UNIVERSITY OF PENNSYLVANIA - AFRICAN STUDIES CENTER
Founded in 1848, the American Association for the Advancement of Science (AAAS) is the world's largest federation of scientific and engineering societies, with nearly 300 affiliates including those in the social sciences. In addition, AAAS counts more than 140,000 scientists, engineers, science educators, policymakers, and interested citizens among its individual members, making it the largest general scientific organization in the world.
The continuing objectives of AAAS are to further the work of scientists, to facilitate cooperation among them, to foster scientific freedom and responsibility, to improve the effectiveness of science in the promotion of human welfare and to increase the public understanding and appreciation of the methods of science in human progress. Attainment of these objectives involves both national and international activities. AAAS is perhaps best known as the publisher of the weekly journal Science.

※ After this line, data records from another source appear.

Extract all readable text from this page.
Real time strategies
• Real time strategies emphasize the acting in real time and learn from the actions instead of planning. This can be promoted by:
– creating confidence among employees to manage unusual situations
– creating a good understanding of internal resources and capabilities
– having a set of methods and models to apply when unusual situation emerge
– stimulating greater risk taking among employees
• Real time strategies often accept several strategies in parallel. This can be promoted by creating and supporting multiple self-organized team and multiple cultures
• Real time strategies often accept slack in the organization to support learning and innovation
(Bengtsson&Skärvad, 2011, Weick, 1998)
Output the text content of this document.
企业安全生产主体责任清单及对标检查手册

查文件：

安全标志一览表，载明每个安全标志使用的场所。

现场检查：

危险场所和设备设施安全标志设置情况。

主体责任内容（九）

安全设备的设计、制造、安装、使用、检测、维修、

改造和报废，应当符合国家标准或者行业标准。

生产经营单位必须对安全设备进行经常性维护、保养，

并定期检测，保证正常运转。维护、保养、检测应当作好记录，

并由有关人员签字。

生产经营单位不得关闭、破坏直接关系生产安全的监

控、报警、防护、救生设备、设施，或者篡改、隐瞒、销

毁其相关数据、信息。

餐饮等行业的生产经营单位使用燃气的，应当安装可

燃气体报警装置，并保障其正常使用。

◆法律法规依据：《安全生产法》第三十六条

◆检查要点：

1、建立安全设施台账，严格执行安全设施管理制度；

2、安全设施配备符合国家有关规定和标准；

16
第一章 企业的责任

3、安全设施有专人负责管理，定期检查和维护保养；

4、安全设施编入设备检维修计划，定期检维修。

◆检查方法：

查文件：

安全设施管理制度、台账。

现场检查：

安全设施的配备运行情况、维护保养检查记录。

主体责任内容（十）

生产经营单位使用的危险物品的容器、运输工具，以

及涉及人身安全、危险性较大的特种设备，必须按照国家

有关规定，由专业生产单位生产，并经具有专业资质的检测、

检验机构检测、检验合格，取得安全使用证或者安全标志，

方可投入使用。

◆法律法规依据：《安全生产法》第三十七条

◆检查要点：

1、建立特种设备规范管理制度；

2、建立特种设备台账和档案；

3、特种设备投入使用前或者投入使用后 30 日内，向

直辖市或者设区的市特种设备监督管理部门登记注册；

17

The AAAS Sub-Saharan Africa Program was inaugurated in 1987, representing a concerned response on the part of US scientists and educators to the institutional crisis that their African colleagues were facing, and a commitment on the part of US scientific societies and donors to attempt to work with African institutions in order to address that crisis. To date activities have centered on improving access for African researchers to scientific and technical information, on encouraging other aspects of capacitybuilding for universities and related organizations within the region, and on promoting productive collaborative ties between US and African scientists and their institutions. These activities comprise a major element within the AAAS Directorate for International Programs.